Ugh, so.. Grouchy is acting weird. Nothing in the tank has changed, and all of a sudden tonight he started floating around at the top of the tank and 'falling' over sideways. He would chill like that at the top for a few moments until Sharkbait would go bug him and then he would swim normal for about 30mins to an hour, and then start all over. I tried the squished boiled pea thing, and he's still doing this. I havent introduced anything new to the tank in a long time (2 mystery snails like...a month ago) and this just started. Any ideas what to do? I don't wanna loose him, he was my 'special' fish, I bought him and realised he had half of a fin, and since then he has grown it back!! 

A Worried Fishie Mom right now. :-(


----------



## Ghost Knife (Mar 12, 2008)

OneFishTwoFish said:


> Ugh, so.. Grouchy is acting weird. Nothing in the tank has changed, and all of a sudden tonight he started floating around at the top of the tank and 'falling' over sideways.

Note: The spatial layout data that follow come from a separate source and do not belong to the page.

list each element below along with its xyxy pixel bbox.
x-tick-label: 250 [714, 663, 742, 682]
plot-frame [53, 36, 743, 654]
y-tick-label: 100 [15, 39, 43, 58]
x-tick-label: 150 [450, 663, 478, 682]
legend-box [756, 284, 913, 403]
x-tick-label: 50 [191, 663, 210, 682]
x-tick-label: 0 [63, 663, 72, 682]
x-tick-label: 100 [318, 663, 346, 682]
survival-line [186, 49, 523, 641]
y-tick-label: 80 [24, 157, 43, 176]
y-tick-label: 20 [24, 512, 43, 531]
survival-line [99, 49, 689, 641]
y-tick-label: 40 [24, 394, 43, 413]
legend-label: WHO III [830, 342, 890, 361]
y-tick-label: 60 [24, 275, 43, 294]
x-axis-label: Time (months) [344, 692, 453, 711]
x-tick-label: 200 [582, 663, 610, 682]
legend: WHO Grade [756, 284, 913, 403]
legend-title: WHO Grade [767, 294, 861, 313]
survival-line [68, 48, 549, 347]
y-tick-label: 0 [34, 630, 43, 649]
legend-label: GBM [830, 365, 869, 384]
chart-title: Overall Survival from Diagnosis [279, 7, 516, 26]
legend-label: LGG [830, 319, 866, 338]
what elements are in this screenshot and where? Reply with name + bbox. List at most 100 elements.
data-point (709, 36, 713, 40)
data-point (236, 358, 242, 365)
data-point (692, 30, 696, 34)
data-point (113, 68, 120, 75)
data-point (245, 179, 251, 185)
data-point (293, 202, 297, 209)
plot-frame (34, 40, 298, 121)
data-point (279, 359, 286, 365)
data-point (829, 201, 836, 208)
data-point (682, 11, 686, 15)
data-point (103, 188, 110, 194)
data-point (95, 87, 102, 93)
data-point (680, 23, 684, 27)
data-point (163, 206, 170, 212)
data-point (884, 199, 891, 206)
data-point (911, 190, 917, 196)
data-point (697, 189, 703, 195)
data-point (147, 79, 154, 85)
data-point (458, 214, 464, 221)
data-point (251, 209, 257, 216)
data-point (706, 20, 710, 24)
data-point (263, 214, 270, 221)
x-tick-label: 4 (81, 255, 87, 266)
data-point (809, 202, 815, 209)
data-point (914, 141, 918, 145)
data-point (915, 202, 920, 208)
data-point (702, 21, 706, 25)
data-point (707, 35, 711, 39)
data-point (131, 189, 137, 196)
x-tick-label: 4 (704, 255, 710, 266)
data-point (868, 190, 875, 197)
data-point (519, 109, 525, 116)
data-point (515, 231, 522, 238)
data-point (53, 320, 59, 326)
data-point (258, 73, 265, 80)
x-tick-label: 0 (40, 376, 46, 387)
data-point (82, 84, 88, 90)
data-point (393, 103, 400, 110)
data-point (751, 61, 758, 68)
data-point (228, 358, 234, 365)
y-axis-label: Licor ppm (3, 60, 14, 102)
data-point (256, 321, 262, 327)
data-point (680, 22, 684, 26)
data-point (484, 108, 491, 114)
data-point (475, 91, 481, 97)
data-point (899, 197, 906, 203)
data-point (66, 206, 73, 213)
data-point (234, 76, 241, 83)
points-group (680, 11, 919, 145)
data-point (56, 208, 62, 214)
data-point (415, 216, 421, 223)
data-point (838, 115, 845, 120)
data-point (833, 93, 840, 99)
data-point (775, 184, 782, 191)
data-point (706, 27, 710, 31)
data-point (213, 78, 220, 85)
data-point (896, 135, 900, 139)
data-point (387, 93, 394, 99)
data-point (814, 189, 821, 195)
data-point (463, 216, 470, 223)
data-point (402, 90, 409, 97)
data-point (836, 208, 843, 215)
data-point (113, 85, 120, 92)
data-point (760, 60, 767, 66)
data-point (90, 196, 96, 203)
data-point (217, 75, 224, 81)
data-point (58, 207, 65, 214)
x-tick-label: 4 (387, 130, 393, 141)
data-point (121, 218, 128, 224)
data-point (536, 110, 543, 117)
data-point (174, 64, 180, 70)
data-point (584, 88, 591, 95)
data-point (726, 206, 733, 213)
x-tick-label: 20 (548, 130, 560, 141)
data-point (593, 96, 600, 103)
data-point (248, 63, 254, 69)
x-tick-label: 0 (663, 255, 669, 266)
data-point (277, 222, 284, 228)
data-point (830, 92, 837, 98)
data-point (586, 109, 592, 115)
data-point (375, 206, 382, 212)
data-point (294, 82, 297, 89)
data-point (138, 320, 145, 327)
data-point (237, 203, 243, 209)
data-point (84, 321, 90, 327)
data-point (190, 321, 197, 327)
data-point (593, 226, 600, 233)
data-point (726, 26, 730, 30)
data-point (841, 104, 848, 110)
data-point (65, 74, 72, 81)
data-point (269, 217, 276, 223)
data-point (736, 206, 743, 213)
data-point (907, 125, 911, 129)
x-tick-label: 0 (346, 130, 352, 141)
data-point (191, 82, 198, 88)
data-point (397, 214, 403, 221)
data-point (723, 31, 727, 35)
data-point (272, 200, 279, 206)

He would chill like that at the top for a few moments until Sharkbait would go bug him and then he would swim normal for about 30mins to an hour, and then start all over. I tried the squished boiled pea thing, and he's still doing this. I havent introduced anything new to the tank in a long time (2 mystery snails like...a month ago) and this just started. Any ideas what to do? I don't wanna loose him, he was my 'special' fish, I bought him and realised he had half of a fin, and since then he has grown it back!!
> 
> A Worried Fishie Mom right now. :-(


On top of the peas try feeding sinking pellets, but make sure he grabs them before they sink. Mixing pellets and peas should cure any swim bladder problems. Fancy goldfish have a tendency to get gas very easily and this is the best way to fix it. Just make sure and hold off on flakes for a while.


----------



## OneFishTwoFish (Apr 16, 2009)

I currently alternate feedings. I do the pellets flakes, just switch it up. He seems to be doing better, but still floats to the top every once in awhile.

Which btw, noticed your siggy, you keep kuhli's with goldies? Never knew you could do that. ::Contemplates getting some kuhlis and throwing them in my goldie tank::


----------



## OneFishTwoFish (Apr 16, 2009)

Ugh, after making a speedy recovery from this I awoke this AM to my lil grouchy being a floater. :rip:


----------



## Guest (Jul 25, 2009)

well then, back to the peas and sinking pellets J


----------



## OneFishTwoFish (Apr 16, 2009)

No honey... he died. Peas and pellets won't do him any good.


----------



## Guest (Jul 26, 2009)

oh damn! am sorry J.


----------